Wczorajsza kompromitacja promocji żużla na Basenie Narodowym ma w sobie ścisły związek ze słowem "ryzyko".
Na wstępie rozpatrzmy błędy, które popełnili organizatorzy w dziedzinie zarządzania ryzykiem:
1) Wydaje się to nieprawdopodobne, ale jednak wszystko wskazuje na to, że organizując zawody o wielomilionowym budżecie, nie przetestowano wcześniej maszyny startowej.
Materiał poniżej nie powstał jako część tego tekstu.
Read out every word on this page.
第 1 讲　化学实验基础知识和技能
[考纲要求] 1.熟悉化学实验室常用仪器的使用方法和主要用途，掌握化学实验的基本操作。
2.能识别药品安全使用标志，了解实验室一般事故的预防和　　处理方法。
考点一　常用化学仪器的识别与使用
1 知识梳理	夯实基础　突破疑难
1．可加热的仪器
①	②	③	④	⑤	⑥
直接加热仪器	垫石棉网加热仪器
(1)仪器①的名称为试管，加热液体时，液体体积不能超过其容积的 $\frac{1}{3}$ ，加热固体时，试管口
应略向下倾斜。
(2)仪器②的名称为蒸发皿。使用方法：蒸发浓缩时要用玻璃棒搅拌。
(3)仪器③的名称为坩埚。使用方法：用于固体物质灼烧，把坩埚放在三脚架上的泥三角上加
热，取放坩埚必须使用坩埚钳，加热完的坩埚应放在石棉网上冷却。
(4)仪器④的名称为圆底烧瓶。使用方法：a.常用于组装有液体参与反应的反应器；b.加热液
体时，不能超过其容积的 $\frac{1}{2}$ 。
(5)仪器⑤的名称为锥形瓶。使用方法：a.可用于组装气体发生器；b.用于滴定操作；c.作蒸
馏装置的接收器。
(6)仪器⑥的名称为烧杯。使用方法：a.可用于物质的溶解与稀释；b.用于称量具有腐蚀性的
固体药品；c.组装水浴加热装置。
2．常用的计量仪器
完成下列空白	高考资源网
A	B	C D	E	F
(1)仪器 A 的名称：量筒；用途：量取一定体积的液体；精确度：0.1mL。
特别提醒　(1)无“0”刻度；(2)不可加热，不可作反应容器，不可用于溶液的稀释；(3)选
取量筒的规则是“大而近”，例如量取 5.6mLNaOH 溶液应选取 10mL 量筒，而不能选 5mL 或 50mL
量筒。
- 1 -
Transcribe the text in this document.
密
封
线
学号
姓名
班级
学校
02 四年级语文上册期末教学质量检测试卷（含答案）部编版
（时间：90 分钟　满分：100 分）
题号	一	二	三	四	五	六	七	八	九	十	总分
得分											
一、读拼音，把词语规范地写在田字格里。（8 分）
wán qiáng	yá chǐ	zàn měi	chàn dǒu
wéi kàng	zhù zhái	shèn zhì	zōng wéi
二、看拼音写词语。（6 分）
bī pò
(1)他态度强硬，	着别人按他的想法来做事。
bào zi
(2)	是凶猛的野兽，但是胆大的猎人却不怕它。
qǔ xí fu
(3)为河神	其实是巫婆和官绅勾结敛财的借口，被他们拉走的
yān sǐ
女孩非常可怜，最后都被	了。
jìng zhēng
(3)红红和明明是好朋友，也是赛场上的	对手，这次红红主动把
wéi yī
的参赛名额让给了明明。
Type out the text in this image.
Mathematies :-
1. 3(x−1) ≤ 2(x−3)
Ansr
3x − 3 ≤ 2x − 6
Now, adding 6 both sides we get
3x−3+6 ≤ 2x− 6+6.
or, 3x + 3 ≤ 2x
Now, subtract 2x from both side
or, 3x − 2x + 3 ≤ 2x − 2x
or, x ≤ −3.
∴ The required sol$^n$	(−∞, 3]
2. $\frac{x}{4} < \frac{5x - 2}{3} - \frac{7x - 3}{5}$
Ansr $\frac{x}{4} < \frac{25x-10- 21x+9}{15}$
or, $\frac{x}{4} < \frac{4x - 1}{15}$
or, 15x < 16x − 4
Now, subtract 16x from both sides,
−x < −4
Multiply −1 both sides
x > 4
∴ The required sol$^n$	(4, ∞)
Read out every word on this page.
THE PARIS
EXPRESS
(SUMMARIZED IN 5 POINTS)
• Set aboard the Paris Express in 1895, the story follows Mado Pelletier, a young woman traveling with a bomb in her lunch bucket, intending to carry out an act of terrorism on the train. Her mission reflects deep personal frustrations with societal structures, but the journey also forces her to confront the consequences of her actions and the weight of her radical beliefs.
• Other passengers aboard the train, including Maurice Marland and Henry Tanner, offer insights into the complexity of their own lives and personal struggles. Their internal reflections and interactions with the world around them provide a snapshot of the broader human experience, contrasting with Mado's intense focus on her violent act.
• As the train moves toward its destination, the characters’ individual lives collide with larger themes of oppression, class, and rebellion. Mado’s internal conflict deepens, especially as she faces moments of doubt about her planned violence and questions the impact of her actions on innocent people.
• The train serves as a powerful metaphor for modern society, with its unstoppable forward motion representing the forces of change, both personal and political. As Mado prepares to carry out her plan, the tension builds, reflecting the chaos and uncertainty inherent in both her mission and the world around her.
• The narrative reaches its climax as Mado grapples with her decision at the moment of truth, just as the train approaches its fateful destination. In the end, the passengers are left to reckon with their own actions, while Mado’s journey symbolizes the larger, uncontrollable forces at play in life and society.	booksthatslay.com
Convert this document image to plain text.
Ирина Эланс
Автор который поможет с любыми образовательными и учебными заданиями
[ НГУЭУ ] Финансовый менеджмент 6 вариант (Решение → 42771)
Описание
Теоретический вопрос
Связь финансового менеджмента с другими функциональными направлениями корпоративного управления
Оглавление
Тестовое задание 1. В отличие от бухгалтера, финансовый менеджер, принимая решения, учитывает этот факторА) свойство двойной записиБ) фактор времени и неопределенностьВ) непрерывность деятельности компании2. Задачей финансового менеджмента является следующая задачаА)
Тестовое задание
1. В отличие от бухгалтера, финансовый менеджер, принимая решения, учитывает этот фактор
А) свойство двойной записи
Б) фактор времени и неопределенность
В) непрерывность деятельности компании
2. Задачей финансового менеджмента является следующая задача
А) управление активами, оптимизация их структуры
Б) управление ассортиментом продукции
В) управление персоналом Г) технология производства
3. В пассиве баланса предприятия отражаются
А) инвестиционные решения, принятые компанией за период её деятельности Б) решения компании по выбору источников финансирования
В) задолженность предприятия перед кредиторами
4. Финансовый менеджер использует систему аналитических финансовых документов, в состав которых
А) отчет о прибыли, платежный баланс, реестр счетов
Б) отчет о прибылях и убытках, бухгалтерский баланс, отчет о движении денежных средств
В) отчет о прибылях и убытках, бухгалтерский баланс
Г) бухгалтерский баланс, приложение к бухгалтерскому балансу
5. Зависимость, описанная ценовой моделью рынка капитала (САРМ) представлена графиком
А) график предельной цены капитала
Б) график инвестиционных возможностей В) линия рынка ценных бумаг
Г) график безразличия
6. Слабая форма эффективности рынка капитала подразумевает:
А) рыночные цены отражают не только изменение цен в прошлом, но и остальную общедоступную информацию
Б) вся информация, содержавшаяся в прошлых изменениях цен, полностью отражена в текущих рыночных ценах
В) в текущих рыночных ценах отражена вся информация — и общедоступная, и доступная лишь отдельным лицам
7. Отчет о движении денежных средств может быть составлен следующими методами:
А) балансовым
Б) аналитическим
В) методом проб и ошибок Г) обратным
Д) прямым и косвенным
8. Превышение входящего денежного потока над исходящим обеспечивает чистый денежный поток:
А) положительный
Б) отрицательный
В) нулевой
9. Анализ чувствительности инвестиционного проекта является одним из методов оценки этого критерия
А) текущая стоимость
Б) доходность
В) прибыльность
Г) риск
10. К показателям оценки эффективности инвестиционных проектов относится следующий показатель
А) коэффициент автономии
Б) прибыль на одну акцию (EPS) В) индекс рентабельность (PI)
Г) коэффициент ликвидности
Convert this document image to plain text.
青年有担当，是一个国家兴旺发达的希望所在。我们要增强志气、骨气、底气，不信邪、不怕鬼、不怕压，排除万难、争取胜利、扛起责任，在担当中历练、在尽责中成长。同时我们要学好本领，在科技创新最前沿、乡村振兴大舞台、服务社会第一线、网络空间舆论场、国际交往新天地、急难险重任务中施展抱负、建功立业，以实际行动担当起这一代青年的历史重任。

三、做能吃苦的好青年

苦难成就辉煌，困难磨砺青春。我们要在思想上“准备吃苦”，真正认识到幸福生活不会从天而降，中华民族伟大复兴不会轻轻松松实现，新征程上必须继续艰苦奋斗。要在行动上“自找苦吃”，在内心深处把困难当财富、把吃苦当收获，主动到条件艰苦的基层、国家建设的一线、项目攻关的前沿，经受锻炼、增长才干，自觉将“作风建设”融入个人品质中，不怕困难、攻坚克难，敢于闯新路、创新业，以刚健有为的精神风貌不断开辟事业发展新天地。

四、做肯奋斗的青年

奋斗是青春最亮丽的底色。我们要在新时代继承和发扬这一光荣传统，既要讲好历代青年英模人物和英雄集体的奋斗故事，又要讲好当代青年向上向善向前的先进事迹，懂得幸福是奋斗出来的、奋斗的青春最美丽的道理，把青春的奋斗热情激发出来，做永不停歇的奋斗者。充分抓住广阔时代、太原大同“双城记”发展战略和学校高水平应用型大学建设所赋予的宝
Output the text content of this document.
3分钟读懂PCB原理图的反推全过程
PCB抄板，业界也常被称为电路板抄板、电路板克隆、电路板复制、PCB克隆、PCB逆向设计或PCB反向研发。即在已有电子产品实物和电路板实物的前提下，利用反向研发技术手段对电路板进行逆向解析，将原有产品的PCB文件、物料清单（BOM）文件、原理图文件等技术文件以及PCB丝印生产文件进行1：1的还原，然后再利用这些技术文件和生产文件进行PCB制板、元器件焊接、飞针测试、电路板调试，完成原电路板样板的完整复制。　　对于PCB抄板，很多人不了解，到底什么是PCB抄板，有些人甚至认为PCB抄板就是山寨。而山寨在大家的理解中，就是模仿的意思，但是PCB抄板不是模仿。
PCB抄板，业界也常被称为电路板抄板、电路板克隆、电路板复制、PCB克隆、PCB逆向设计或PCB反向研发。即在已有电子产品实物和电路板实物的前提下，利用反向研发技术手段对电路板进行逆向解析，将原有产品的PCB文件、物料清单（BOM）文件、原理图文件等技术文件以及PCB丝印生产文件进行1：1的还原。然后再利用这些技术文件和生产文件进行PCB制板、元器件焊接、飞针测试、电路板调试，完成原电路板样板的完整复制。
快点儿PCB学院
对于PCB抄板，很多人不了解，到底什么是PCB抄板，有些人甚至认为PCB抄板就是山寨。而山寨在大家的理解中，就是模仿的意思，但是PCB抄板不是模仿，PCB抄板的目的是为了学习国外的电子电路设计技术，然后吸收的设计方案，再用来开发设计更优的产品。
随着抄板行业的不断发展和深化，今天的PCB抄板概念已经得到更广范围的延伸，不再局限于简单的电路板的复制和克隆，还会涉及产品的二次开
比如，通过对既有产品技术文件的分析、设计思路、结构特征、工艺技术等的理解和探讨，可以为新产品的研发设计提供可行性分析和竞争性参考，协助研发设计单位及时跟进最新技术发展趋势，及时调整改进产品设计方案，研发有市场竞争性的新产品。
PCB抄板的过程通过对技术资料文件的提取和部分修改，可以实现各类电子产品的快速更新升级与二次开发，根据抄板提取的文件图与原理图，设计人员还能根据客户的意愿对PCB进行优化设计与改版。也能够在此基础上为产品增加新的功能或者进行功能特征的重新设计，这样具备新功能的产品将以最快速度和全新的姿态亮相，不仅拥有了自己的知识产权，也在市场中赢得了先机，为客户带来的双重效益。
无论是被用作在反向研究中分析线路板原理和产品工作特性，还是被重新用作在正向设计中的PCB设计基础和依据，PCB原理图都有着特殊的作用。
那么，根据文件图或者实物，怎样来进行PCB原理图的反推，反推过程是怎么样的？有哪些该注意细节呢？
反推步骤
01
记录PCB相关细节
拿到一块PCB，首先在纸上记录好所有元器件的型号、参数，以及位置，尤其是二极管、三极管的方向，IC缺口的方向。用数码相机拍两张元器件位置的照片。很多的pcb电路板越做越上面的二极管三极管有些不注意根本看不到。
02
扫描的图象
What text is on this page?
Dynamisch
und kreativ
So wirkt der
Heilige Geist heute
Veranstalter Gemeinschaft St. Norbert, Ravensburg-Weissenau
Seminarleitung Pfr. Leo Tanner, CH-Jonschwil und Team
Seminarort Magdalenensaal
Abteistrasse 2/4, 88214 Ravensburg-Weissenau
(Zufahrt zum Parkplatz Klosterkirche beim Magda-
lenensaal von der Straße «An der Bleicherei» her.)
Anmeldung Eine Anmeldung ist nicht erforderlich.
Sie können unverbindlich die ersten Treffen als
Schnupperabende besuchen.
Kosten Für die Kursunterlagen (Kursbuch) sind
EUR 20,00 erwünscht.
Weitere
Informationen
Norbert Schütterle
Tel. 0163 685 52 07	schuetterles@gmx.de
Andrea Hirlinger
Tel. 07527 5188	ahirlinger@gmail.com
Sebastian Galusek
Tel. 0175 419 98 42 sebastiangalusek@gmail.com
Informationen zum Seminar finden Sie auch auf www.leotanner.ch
2) Wydaje się to również nieprawdopodobne, ale jednak wszystko wskazuje na to, że organizując zawody o wielomilionowym budżecie, nie zapewniono wymiennika wartej może kilka tysięcy złotych maszyny startowej (zabezpieczenie, reakcja na ryzyko się kłania!).
3) Wydaje się to również nieprawdopodobne, ale jednak wszystko wskazuje na to, że organizując zawody o wielomilionowym budżecie, po wyłożeniu toru, nie zapłacono paru żużlowcom mniejszego kalibru niż uczestnicy cyklu GP, aby go przetestowali pod kątem jakości.
Jeśli natomiast prawdą jest, że organizatorzy straszyli zawodników karami za odmowę dalszych startów (o tym mówili komentatorzy C+), wówczas oznacza to, że ci ludzie kompletnie nie znają się na psychologii i nie poznali definicji akceptacji ryzyka. Otóż żużlowcy, to taka "nacja", która ryzyko akceptuje i która z dużą doża prawdopodobieństwa nie potrafi żyć bez ryzyka. Oczywiście takiego na rozsądnym poziomie. Jakiekolwiek próby takiej perswazji mogły przynieść tylko i wyłącznie odwrotny od zamierzonego skutek. Jeśli żużlowcy odmawiają jazdy z powodu jakości toru, wówczas oznacza to, że był on naprawdę krytycznie niebezpieczny.
Klinicznym przykładem człowieka, który wręcz poszukuje ryzyka, był żegnany w nieszczęsnych okolicznościach Tomasz Gollob. Człowiek, który ma w dorobku jeden tytuł MŚ, a mógł mieć tych tytułów co najmniej dwa. Tylko, że na kilka dni przed zawodami życia w cyklu, w którym prowadził ze znaczną przewagą, nie potrafił odmówić sobie startu w "nieistotnych" zawodach o puchar czegoś-tam. No i połamał się. Charakterystyczne jest, że Pan (o takiej - nieprawidłowej - pisowni wobec niektórych osób, której używam z szacunku, pisałem w Międzynarodowych...) Tomasz kończył cykl GP 2010 także połamany, ale tym razem na szczęście tytuł już miał w ręku.
Mowa o człowieku "chorym" na tytuł indywidualnego MŚ. Temu podporządkował w karierze niemal wszystko, łącznie z przeprowadzką do Gorzowa, aby jeszcze lepiej zgłębić tajniki jazdy na trudnych technicznie torach. Mowa jednak też o człowieku "chorym" na ryzyko. Dlatego ma w dorobku "aż" jeden tytuł indywidualnego MŚ. Dlatego też ma w dorobku "tylko" jeden tytuł indywidualnego MŚ.
Żużel to sport dla odważnych i po części trochę z punktu widzenia ogółu "nienormalnych" ludzi. Stąd tragiczne żniwo na torze (wypadki śmiertelne w przeszłości) oraz poza torem (tragiczna śmierć Edwarda Jancarza, samobójstwa zawodników). Z punktu widzenia nauk badających skłonność do ryzyka istotne jest to, że tacy ludzie jak Pan Tomasz i w pewnym sensie wszyscy inni żużlowcy, istnieją w każdej dziedzinie życia. Założenie, że wszyscy chcą unikać ryzyka, jest błędne. Zresztą na przykład biznes to też z jednej strony ryzyko utraty środków, z drugiej premia za podjęcie tego ryzyka. Bez A, nie jest możliwe B.